On 2 May, 2024, GreySpark Partners attended The Broker Club’s third annual conference, The Future of Broking.
The Broker Club is an active community for brokers operating within financial/capital markets. It focuses on providing insight, knowledge and education around market regulations, standards of best practices in compliance, conduct and culture, as well as technology and market innovation.
The event saw industry participants across the buyside, sellside and digital assets ecosystems gather to share expert advice and opinions on the most pressing technological and regulatory issues currently facing the capital markets industry.
Below is a preview of our Broker Club 2024 report, which will be available here on Substack and our website in due course.
It is no exaggeration to say the past year has been one of the most tumultuous that global capital markets have ever seen: inflation has stubbornly persisted in the post-Covid era against a background of rising geopolitical tensions, soaring business costs, and supply chain bottlenecks. Conflict has extended beyond the Russia-Ukraine border and into the Middle East, with the Israel-Hamas war continuing to send jitters through global markets. Inevitably, sticky inflation has necessitated ‘higher for longer’ interest rate policies from central banks, creating significant credit risks, hampering demand from borrowers, and leading to drastic cost-cutting measures across the world’s largest financial firms.
More stringent, risk-averse regulatory agendas are now prevalent across several jurisdictions. For example, financial firms in the EU are currently gearing up for the Digital Operational Resilience Act (DORA), effective in January 2025, with regulators demanding more robust IT risk management, incident reporting, and resilience testing measures from financial institutions in the face of growing economic shocks. In addition, financial institutions, globally, are preparing for the requirements of the Basel III regulations, which will require larger liquidity and capital reserve commitments for banks across 27 jurisdictions to boost stability and reduce systemic risk. The EU has an implementation date of January 2025, with the UK and US following in July 2025. The expected reduction in global liquidity levels, coupled with the rapid reduction in the Federal Reserve’s balance sheet after its post-Covid firefighting measures, could potentially affect broker activity and create a need to diversify into other assets or drive economies of scale to remain competitive.
At the same time, regulatory agendas are evolving at breakneck speed as legislators seek ways to bring proliferating technology developments, such as generative artificial intelligence (GenAI) and cryptoassets, into line without stifling innovation and creating confusion. On both fronts, the EU has been trailblazing the regulatory landscape, coming up with the first comprehensive regulatory regimes for both sectors. The EU AI Act gives an early indication of how AI regulations will be directed towards protecting consumers, while the EU Markets in Cryptoassets Act takes effect in December 2024 to regulate the issuance and trading of cryptoassets.
From a structural standpoint, disruptive technologies, including AI and crypto, are challenging brokers who must now carefully consider to how they can use and integrate these technologies into their workflows, not only to ensure efficiency but also to stay relevant to the changing demands of their clients. In particular, the rise of large language model-based (LLM) GenAIs like ChatGPT has opened a new world of possibilities in terms of data extraction and analysis, although biases and ethical concerns must be addressed before the institutional use of GenAI really takes flight.
In terms of crypto, brokers should consider to what extent they extend themselves into the crypto space in terms of providing crypto liquidity and the degree to which blockchain technology, which is of course native to the crypto industry, should be used to facilitate traditional finance workflows such as trade settlement and custody.
At the heart of all these challenges – whether technology- or regulation-based – lies the perennial problem of data.
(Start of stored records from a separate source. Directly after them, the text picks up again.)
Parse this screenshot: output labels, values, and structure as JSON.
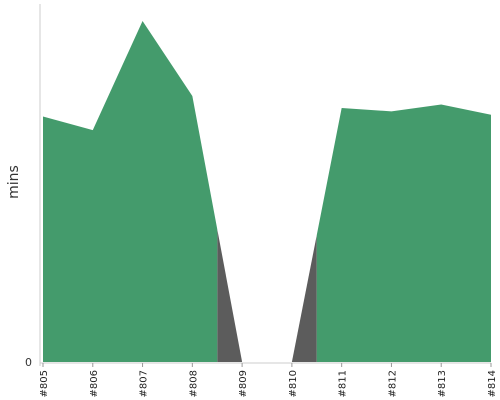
{
  "chart_data": {
    "type": "area",
    "title": "",
    "xlabel": "",
    "ylabel": "mins",
    "categories": [
      "#805",
      "#806",
      "#807",
      "#808",
      "#809",
      "#810",
      "#811",
      "#812",
      "#813",
      "#814"
    ],
    "ylim": [
      0,
      100
    ],
    "y_ticks": [
      {
        "value": 0,
        "label": "0"
      }
    ],
    "grid": false,
    "legend": "none",
    "series": [
      {
        "values": [
          72,
          68,
          100,
          78,
          0,
          0,
          74.5,
          73.5,
          75.5,
          72.5
        ],
        "color": "#449b6c",
        "break_color": "#5c5c5c"
      }
    ]
  }
}
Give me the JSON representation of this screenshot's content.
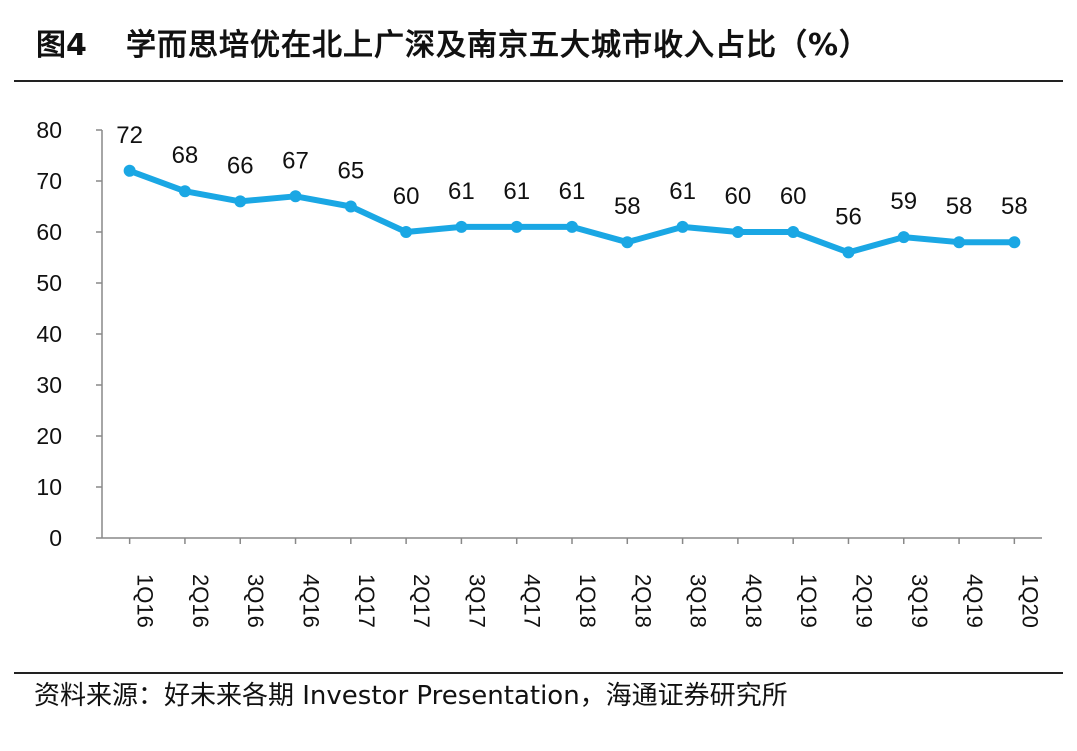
{
  "header": {
    "figure_label": "图4",
    "title": "学而思培优在北上广深及南京五大城市收入占比（%）"
  },
  "footer": {
    "source": "资料来源：好未来各期 Investor Presentation，海通证券研究所"
  },
  "colors": {
    "series_line": "#1aa7e4",
    "axis": "#888888",
    "text": "#111111"
  },
  "chart_data": {
    "type": "line",
    "title": "学而思培优在北上广深及南京五大城市收入占比（%）",
    "xlabel": "",
    "ylabel": "",
    "categories": [
      "1Q16",
      "2Q16",
      "3Q16",
      "4Q16",
      "1Q17",
      "2Q17",
      "3Q17",
      "4Q17",
      "1Q18",
      "2Q18",
      "3Q18",
      "4Q18",
      "1Q19",
      "2Q19",
      "3Q19",
      "4Q19",
      "1Q20"
    ],
    "series": [
      {
        "values": [
          72,
          68,
          66,
          67,
          65,
          60,
          61,
          61,
          61,
          58,
          61,
          60,
          60,
          56,
          59,
          58,
          58
        ]
      }
    ],
    "ylim": [
      0,
      80
    ],
    "yticks": [
      0,
      10,
      20,
      30,
      40,
      50,
      60,
      70,
      80
    ],
    "grid": false,
    "legend": "none",
    "data_labels": true,
    "x_tick_rotation": "vertical"
  }
}
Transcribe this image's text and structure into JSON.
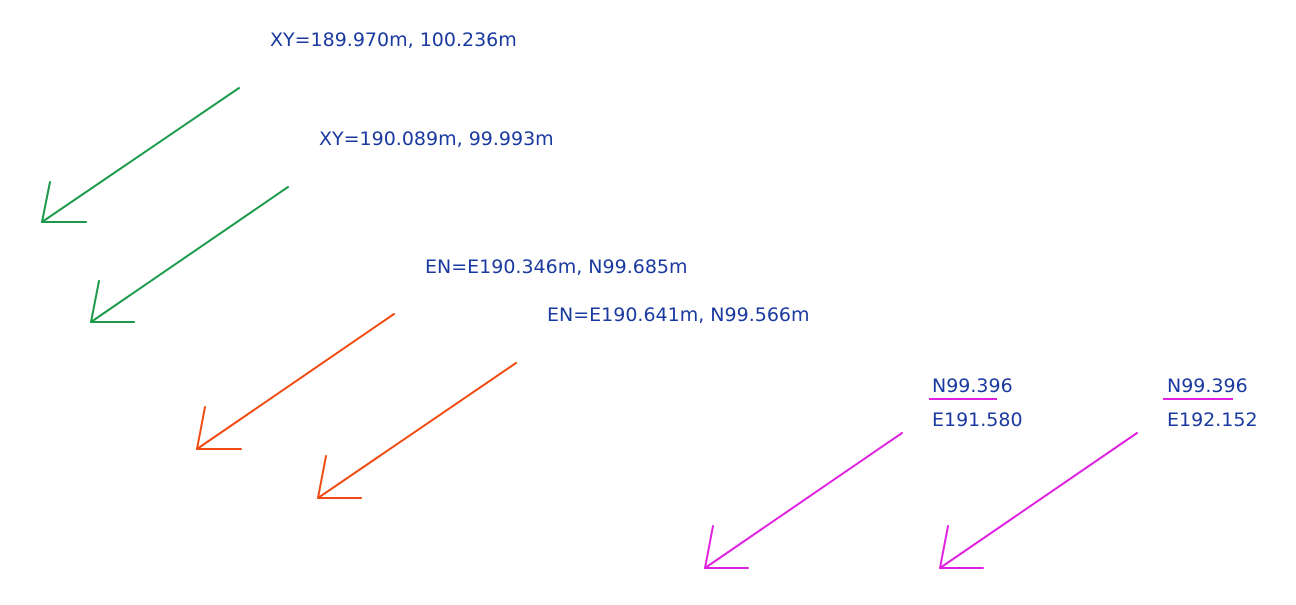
{
  "colors": {
    "text": "#1a3aa0",
    "green": "#1a9a4a",
    "orange": "#f04a10",
    "magenta": "#e020e0"
  },
  "markers": [
    {
      "id": "xy-1",
      "style": "green",
      "label": "XY=189.970m, 100.236m"
    },
    {
      "id": "xy-2",
      "style": "green",
      "label": "XY=190.089m, 99.993m"
    },
    {
      "id": "en-1",
      "style": "orange",
      "label": "EN=E190.346m, N99.685m"
    },
    {
      "id": "en-2",
      "style": "orange",
      "label": "EN=E190.641m, N99.566m"
    },
    {
      "id": "ne-1",
      "style": "magenta",
      "north": "N99.396",
      "east": "E191.580"
    },
    {
      "id": "ne-2",
      "style": "magenta",
      "north": "N99.396",
      "east": "E192.152"
    }
  ]
}
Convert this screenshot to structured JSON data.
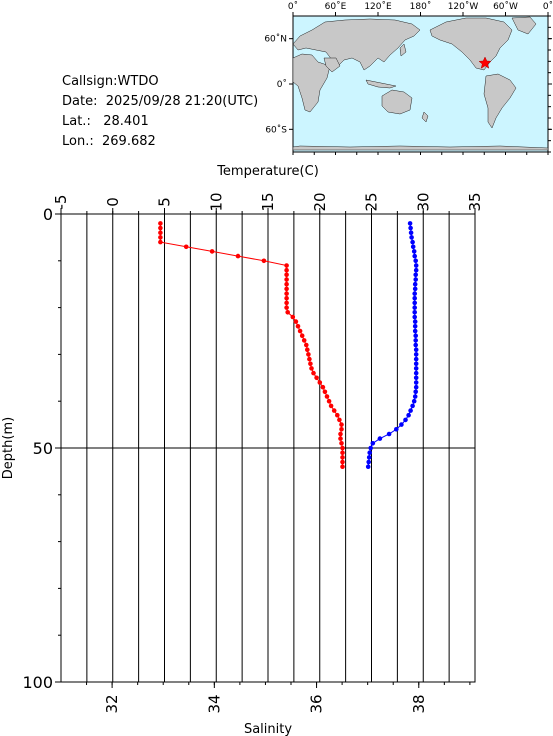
{
  "station": {
    "callsign_label": "Callsign:",
    "callsign": "WTDO",
    "date_label": "Date:",
    "date": "2025/09/28 21:20(UTC)",
    "lat_label": "Lat.:",
    "lat": "28.401",
    "lon_label": "Lon.:",
    "lon": "269.682"
  },
  "map": {
    "top_ticks": [
      "0˚",
      "60˚E",
      "120˚E",
      "180˚",
      "120˚W",
      "60˚W",
      "0˚"
    ],
    "left_ticks": [
      "60˚N",
      "0˚",
      "60˚S"
    ],
    "ocean_color": "#ccf5ff",
    "land_color": "#c8c8c8",
    "marker_color": "#ff0000"
  },
  "chart_data": {
    "type": "line",
    "x_top_label": "Temperature(C)",
    "x_bottom_label": "Salinity",
    "y_label": "Depth(m)",
    "temperature_ticks": [
      -5,
      0,
      5,
      10,
      15,
      20,
      25,
      30,
      35
    ],
    "temperature_range": [
      -5,
      35
    ],
    "salinity_ticks": [
      32,
      34,
      36,
      38
    ],
    "salinity_range": [
      31,
      39.1
    ],
    "depth_ticks": [
      0,
      50,
      100
    ],
    "depth_range": [
      0,
      100
    ],
    "grid": true,
    "series": [
      {
        "variable": "temperature",
        "color": "#ff0000",
        "points": [
          [
            4.6,
            2.0
          ],
          [
            4.6,
            3.0
          ],
          [
            4.6,
            4.0
          ],
          [
            4.6,
            5.0
          ],
          [
            4.6,
            6.0
          ],
          [
            7.1,
            7.0
          ],
          [
            9.6,
            8.0
          ],
          [
            12.1,
            9.0
          ],
          [
            14.6,
            10.0
          ],
          [
            16.8,
            11.0
          ],
          [
            16.8,
            12.0
          ],
          [
            16.8,
            13.0
          ],
          [
            16.8,
            14.0
          ],
          [
            16.8,
            15.0
          ],
          [
            16.8,
            16.0
          ],
          [
            16.8,
            17.0
          ],
          [
            16.8,
            18.0
          ],
          [
            16.8,
            19.0
          ],
          [
            16.8,
            20.0
          ],
          [
            16.9,
            21.0
          ],
          [
            17.4,
            22.0
          ],
          [
            17.7,
            23.0
          ],
          [
            17.9,
            24.0
          ],
          [
            18.1,
            25.0
          ],
          [
            18.3,
            26.0
          ],
          [
            18.5,
            27.0
          ],
          [
            18.7,
            28.0
          ],
          [
            18.8,
            29.0
          ],
          [
            18.9,
            30.0
          ],
          [
            19.0,
            31.0
          ],
          [
            19.1,
            32.0
          ],
          [
            19.2,
            33.0
          ],
          [
            19.4,
            34.0
          ],
          [
            19.7,
            35.0
          ],
          [
            20.0,
            36.0
          ],
          [
            20.3,
            37.0
          ],
          [
            20.5,
            38.0
          ],
          [
            20.7,
            39.0
          ],
          [
            20.9,
            40.0
          ],
          [
            21.1,
            41.0
          ],
          [
            21.4,
            42.0
          ],
          [
            21.7,
            43.0
          ],
          [
            21.9,
            44.0
          ],
          [
            22.1,
            45.0
          ],
          [
            22.1,
            46.0
          ],
          [
            22.0,
            47.0
          ],
          [
            22.0,
            48.0
          ],
          [
            22.1,
            49.0
          ],
          [
            22.2,
            50.0
          ],
          [
            22.2,
            51.0
          ],
          [
            22.2,
            52.0
          ],
          [
            22.2,
            53.0
          ],
          [
            22.2,
            54.0
          ]
        ]
      },
      {
        "variable": "salinity",
        "color": "#0000ff",
        "points": [
          [
            37.83,
            2.0
          ],
          [
            37.84,
            3.0
          ],
          [
            37.85,
            4.0
          ],
          [
            37.86,
            5.0
          ],
          [
            37.88,
            6.0
          ],
          [
            37.89,
            7.0
          ],
          [
            37.91,
            8.0
          ],
          [
            37.92,
            9.0
          ],
          [
            37.94,
            10.0
          ],
          [
            37.95,
            11.0
          ],
          [
            37.95,
            12.0
          ],
          [
            37.94,
            13.0
          ],
          [
            37.94,
            14.0
          ],
          [
            37.93,
            15.0
          ],
          [
            37.93,
            16.0
          ],
          [
            37.92,
            17.0
          ],
          [
            37.92,
            18.0
          ],
          [
            37.92,
            19.0
          ],
          [
            37.92,
            20.0
          ],
          [
            37.92,
            21.0
          ],
          [
            37.92,
            22.0
          ],
          [
            37.93,
            23.0
          ],
          [
            37.93,
            24.0
          ],
          [
            37.93,
            25.0
          ],
          [
            37.94,
            26.0
          ],
          [
            37.94,
            27.0
          ],
          [
            37.94,
            28.0
          ],
          [
            37.95,
            29.0
          ],
          [
            37.95,
            30.0
          ],
          [
            37.95,
            31.0
          ],
          [
            37.95,
            32.0
          ],
          [
            37.95,
            33.0
          ],
          [
            37.95,
            34.0
          ],
          [
            37.95,
            35.0
          ],
          [
            37.95,
            36.0
          ],
          [
            37.95,
            37.0
          ],
          [
            37.94,
            38.0
          ],
          [
            37.93,
            39.0
          ],
          [
            37.91,
            40.0
          ],
          [
            37.88,
            41.0
          ],
          [
            37.84,
            42.0
          ],
          [
            37.8,
            43.0
          ],
          [
            37.74,
            44.0
          ],
          [
            37.66,
            45.0
          ],
          [
            37.56,
            46.0
          ],
          [
            37.42,
            47.0
          ],
          [
            37.24,
            48.0
          ],
          [
            37.1,
            49.0
          ],
          [
            37.06,
            50.0
          ],
          [
            37.04,
            51.0
          ],
          [
            37.03,
            52.0
          ],
          [
            37.02,
            53.0
          ],
          [
            37.01,
            54.0
          ]
        ]
      }
    ]
  }
}
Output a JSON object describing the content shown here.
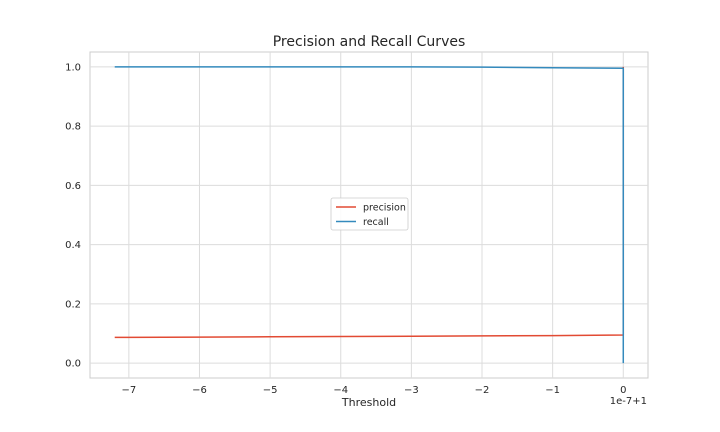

What data is gathered, in what format, from which sources, how it is used, and how clean and accurate the data is are ongoing concerns, but they grow ever more pertinent as regulatory reporting requirements increase. Already this year, JP Morgan’s $350 million penalty charge for deficiencies in its monitoring of trade data has served as a reminder to the rest of the industry of the importance of having data management frameworks in place. The extent to which a broker can (or should) use cloud-based solutions or legacy infrastructure for its data results in a balancing act between cost, security, and usability.
Looking ahead, capital markets participants are faced with the prospect of pressing on in a state of flux: the transition to a new T+1 trade settlement period in the US promises widespread operational and structural makeovers, with the mitigation of counterparty risks very much the order of the day. Alongside this, the unstoppable integration of digital assets such as cryptocurrencies and tokenised securities will continue to revolutionise capital markets infrastructure and bolster efficiency.
On top of these issues, roughly half of the world’s voters are going to the polls this year, creating uncertainty, heightened volatility, and the prospect of fresh regulatory and market developments.
We look forward to the release of the full report.